(CN) – The 8th Circuit revived a potential class action that accuses the makers of a hypertension drug of failing to meet standards set by the Food and Drug Administration.
In the wake of a March 2009 complaint by the FDA against KV Pharmaceutical and its subsidiaries, Ethex and Ther-Rx, for defectively manufacturing the hypertension drug Metoprolol Succinate ER, Rhode Island resident Allen Lefaivre filed suit against the drugmakers for breach of warranty and violations of the Missouri Merchantability Practices Act.
KV moved to dismiss the suit, arguing that Lefaivre’s claims were preempted by federal law, and that government agencies have sole authority to enforce those standards.
A Missouri federal judge agreed, but the St. Louis-based federal appeals panel reversed that decision Thursday.

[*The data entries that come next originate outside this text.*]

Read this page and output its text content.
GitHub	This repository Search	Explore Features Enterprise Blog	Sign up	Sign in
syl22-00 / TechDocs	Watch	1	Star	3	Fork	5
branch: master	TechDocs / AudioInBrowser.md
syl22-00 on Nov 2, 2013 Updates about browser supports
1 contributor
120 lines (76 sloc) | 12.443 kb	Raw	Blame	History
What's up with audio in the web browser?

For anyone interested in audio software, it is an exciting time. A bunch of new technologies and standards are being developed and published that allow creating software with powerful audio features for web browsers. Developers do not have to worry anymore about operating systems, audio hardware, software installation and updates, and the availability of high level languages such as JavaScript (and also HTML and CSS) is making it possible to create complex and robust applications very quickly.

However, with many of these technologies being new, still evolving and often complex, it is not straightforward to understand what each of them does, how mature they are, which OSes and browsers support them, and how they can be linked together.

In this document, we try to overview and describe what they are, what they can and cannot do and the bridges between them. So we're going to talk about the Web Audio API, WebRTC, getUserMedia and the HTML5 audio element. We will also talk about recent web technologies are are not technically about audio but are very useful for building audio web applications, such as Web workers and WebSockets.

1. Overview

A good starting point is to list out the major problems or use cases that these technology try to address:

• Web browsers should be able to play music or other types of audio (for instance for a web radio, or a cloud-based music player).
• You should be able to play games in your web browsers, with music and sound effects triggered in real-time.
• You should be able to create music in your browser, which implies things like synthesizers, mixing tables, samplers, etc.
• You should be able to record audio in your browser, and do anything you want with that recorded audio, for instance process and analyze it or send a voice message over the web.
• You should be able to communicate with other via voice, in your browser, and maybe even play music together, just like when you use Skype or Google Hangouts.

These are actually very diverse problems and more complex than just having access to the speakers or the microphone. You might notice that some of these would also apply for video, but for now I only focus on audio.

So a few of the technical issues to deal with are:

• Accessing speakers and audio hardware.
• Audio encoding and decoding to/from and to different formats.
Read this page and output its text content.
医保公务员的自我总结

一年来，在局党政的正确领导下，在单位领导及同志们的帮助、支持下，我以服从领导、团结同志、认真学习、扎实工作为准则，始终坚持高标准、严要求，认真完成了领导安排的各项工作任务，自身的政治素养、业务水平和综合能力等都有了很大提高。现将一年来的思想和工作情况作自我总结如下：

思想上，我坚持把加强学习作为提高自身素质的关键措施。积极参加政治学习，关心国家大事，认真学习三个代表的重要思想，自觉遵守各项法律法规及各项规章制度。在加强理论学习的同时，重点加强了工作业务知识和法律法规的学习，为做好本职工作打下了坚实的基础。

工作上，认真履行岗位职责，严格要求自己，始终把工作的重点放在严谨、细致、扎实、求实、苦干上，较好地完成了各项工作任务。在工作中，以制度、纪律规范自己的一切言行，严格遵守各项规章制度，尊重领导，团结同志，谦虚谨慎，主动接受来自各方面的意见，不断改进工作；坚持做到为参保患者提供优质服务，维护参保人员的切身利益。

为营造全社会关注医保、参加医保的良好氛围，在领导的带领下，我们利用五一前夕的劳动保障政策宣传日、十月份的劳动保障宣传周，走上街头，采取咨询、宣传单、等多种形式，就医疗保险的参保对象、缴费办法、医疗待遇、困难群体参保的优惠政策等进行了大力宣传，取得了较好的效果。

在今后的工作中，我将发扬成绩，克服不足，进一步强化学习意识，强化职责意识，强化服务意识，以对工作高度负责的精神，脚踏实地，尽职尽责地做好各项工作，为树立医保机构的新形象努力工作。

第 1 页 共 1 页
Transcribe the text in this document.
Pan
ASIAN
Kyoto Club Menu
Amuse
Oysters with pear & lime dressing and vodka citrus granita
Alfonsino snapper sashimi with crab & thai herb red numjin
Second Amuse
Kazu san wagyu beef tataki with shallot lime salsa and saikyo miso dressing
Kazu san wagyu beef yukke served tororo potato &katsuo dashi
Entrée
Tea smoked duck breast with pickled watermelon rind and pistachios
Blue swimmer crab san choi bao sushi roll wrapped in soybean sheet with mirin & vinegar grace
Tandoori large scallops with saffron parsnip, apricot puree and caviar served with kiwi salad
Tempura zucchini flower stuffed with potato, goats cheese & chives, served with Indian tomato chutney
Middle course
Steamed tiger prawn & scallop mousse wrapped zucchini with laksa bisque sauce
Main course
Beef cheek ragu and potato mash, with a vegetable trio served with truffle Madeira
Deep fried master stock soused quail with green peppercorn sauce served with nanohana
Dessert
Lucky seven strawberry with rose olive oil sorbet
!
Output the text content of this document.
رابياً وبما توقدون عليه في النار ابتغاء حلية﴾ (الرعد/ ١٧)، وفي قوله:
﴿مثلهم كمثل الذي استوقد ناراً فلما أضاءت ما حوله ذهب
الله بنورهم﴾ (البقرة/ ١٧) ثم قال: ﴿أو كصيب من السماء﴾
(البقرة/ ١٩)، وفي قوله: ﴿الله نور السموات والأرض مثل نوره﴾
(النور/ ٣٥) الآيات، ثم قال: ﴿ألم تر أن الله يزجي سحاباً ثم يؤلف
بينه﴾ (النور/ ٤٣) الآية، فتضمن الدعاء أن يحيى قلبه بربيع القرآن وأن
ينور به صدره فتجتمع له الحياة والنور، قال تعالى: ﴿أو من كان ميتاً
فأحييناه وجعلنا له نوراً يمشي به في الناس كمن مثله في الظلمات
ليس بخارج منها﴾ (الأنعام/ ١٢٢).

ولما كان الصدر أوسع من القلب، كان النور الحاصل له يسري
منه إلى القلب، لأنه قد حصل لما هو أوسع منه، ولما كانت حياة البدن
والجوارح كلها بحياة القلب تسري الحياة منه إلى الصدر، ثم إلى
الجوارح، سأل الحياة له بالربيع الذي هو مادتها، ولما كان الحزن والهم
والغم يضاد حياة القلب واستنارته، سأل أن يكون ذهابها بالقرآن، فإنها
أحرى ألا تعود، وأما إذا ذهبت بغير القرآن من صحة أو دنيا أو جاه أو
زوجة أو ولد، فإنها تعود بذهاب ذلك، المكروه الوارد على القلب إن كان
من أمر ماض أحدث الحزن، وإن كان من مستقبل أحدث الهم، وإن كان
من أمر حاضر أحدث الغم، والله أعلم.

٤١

In its settlement agreement with the FDA, KV admitted to selling “adulterated” drugs, acknowledging that it had not used proper quality control procedures when manufacturing Metoprolol Succinate. KV also agreed to destroy the remaining stock of “adulterated” drugs and issued a recall for all stocks of the medication sold to retailers between May 2008 and February 2009.
The appellate court’s ruling that this recall notice only affected products “at the retail level.”
“A retail-level recall instructs all retailers that had purchased the medication to return all unsold product to KV,” Judge Lavenski Smith wrote for the court. “The consent decree did not require KV to distribute its recall notice to individual purchasers of the medication, and it did not do so.”
The three-judge panel found that Congress did not intend give the FDA exclusive drug-safety oversight.
“In keeping with Congress’ decision not to pre-empt common-law tort suits, it appears that the FDA traditionally regarded state law as a complementary form of drug regulation,” the opinion states. “The FDA has limited resources to monitor the 11,000 drugs on the market, and manufacturers have superior access to information about their drugs, especially in the postmarketing phase as new risks emerge.
Congress adopted the Federal Food, Drug and Cosmetic Act (FDCA) so that state law could complement FDA regulation, Smith wrote.
“State tort suits uncover unknown drug hazards and provide incentives for drug manufacturers to disclose safety risks promptly,” the decision states. “They also serve a distinct compensatory function that may motivate injured persons to come forward with information.
“Failure-to-warn actions, in particular, lend force to the FDCA’s premise that manufacturers, not the FDA, bear primary responsibility for their drug labeling at all times,” Smith continued. “Thus, the FDA long maintained that state law offers an additional, and important, layer of consumer protection that complements FDA regulation.”